Context will eventually include the cause and effect relationships of variables — for example, this speed will impact that torque, or this limit switch will stop that travel. If a machine is down, the cause and effect context will immediately enable automated troubleshooting, displaying the information an operator needs to quickly access a situation.

Machine builders will spend more time developing context models and less time developing interface screens. Screens will become the automated function of the HMI, automatically delivering appropriate views for operation, troubleshooting, and process workflow management, based on the current state and process knowledge that is now an inherent part of the control system.

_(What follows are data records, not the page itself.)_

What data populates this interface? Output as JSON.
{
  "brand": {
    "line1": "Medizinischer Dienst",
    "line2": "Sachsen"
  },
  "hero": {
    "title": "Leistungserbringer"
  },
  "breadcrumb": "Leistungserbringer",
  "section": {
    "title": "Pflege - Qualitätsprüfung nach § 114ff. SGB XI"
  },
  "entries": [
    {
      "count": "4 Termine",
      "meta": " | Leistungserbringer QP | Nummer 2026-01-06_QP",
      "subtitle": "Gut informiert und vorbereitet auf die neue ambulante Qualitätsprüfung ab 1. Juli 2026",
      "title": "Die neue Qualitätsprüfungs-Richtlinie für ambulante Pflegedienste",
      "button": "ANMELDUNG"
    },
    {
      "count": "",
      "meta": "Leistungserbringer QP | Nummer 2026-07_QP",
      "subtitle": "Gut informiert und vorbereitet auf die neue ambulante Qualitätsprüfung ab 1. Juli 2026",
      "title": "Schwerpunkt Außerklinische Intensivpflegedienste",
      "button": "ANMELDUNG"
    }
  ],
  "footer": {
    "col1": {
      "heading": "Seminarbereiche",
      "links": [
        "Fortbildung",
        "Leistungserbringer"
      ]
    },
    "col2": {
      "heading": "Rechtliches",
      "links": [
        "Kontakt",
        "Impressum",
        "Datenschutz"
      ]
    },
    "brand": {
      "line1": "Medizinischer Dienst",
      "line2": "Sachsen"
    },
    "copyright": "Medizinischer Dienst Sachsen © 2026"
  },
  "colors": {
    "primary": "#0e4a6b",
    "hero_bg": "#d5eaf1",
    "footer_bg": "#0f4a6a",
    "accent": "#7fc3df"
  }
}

Eyal • Unitronics: Just as the cell phone is becoming less of a communication device and more of an entertainment device (with embedded camera, music and video player, and Internet browser), mobile phones and wireless PDAs will have an increasing role as HMI command and control centers. The use of the Internet and fast communication technologies will increase the use of browsers (local and remote) as consolidated HMIs. Voice operated and voice response systems will also increase in use; voice recognition technologies are emerging with better quality and accuracy, with industrial applications already available, such as “pick by voice” logistic solutions. In a futuristic scenario, a 3-D HMI will allow “virtual walkthrough” inside machines, mainly for inspection and troubleshooting.